Seit dem Bekanntwerden der Johannesoffenbarung (erstmals erwähnt von Papias von Hierapolis und Melito von Sardes um 130 n. Chr.) wird über die Urheberschaft dieser Schrift gerätselt, phantasiert und getritten …, bis es um 300 n. Christus allgemeine Lehre wird, dass der Autor der Apostel Johannes ist. Mit der Aufklärung kam die Autorschaft wieder ins Gespräch. In den letzten 200 Jahren wurde viel geforscht, wobei sich verschiedene Ergebnisse, Thesen, Vermutungen, Erkenntnise, und Folgerungen einander die Klinke in die Hand geben. Einmal ist er der Apostel Johannes, dann «der alte Presbyter von Ephesus», dann ein Wanderprophet aus Palästina, dann ein Pseudonym für das Gedankengut aus dem sog. «Johanneischen Kreis, dann doch wieder einer, der nahe bei Jesus war, nämlich der Lieblingsjünger, «den Jesus lieb hatte» und der bleiben soll bis Jesus wieder kommt (Joh. 22), nach Rudolf Steiner gar Lazarus, den Jesus vom Tod auferweckt hat. Demnach ist die Todeserfahrung des Lazarus die grosse Einweihung, welche den späten Jünger zu dieser hohen Mission bereitet hat.
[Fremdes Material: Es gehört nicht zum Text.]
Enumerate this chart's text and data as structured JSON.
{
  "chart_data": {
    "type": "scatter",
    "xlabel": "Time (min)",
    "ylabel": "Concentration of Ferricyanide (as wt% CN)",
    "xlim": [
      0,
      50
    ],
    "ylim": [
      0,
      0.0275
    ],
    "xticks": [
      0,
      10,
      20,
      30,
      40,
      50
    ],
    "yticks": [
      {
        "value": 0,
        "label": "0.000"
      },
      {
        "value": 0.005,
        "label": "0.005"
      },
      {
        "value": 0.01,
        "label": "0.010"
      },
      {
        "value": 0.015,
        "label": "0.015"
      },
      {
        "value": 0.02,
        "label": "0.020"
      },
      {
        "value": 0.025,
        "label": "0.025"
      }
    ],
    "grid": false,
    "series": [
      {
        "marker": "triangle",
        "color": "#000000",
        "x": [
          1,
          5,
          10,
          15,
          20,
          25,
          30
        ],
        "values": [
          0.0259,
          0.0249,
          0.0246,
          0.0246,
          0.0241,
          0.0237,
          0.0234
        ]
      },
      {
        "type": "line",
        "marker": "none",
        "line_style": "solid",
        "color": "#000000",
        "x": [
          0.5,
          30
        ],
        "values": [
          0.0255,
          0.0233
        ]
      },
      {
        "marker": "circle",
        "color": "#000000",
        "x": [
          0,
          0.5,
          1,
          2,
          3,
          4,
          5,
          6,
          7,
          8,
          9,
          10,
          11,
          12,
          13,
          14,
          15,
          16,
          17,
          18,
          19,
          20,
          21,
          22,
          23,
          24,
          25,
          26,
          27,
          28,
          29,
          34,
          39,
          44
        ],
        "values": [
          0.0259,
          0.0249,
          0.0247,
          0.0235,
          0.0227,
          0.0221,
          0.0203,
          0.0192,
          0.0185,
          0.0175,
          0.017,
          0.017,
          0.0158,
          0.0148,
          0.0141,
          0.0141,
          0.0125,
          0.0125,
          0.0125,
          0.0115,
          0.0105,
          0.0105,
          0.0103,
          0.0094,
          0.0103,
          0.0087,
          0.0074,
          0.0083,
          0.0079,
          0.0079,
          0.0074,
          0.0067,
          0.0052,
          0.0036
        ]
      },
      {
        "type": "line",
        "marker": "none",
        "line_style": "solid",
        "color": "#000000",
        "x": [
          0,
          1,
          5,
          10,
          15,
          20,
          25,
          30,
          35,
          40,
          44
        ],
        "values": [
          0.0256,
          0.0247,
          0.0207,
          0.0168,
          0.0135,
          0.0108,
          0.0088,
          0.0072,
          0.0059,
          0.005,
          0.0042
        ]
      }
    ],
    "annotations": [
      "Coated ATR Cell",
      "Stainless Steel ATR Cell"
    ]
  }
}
Das Zeugnis der Apokalypse
Der Verfasser der Apokalypse nennt sich selbst Johannes (>>> Apk. 1,1; 1,4; 1,9 und Apk. 22,8). Er bezeichnet sich nicht als Apostel, sondern Knecht Christi, Bruder und Genosse der Gemeinde – was aber allein noch nicht dagegen spricht, dass er nicht ein Apostel sein kann. In erster Linie will der Verfasser Prophet sein. Immer wieder wird seine Würde als Prophet hervorgehoben. Fest steht, dass die Apokalypse ihre Heimat in der Provinz Asien hat. «Der Johannes, der hier ohne weitere Bestimmung genannt wird, oder sich nennt, muss eine Persönlichkeit der kleinasiatischen Kirchenprovinz von hoher Autorität gewesen sein.» (W. Bousset) Aus den Sendschreiben (Apk. 2-3) kann geschlossen werden, dass dieser Johannes in den sieben Gemeinden, den Adressaten der Offenbarung, eine bekannte prophetische Gestalt war. Bei der Frage, wer dieser kleinasiatische Johannes war, gehen die Meinungen bis heute auseinander.
Der Apostel Johannes?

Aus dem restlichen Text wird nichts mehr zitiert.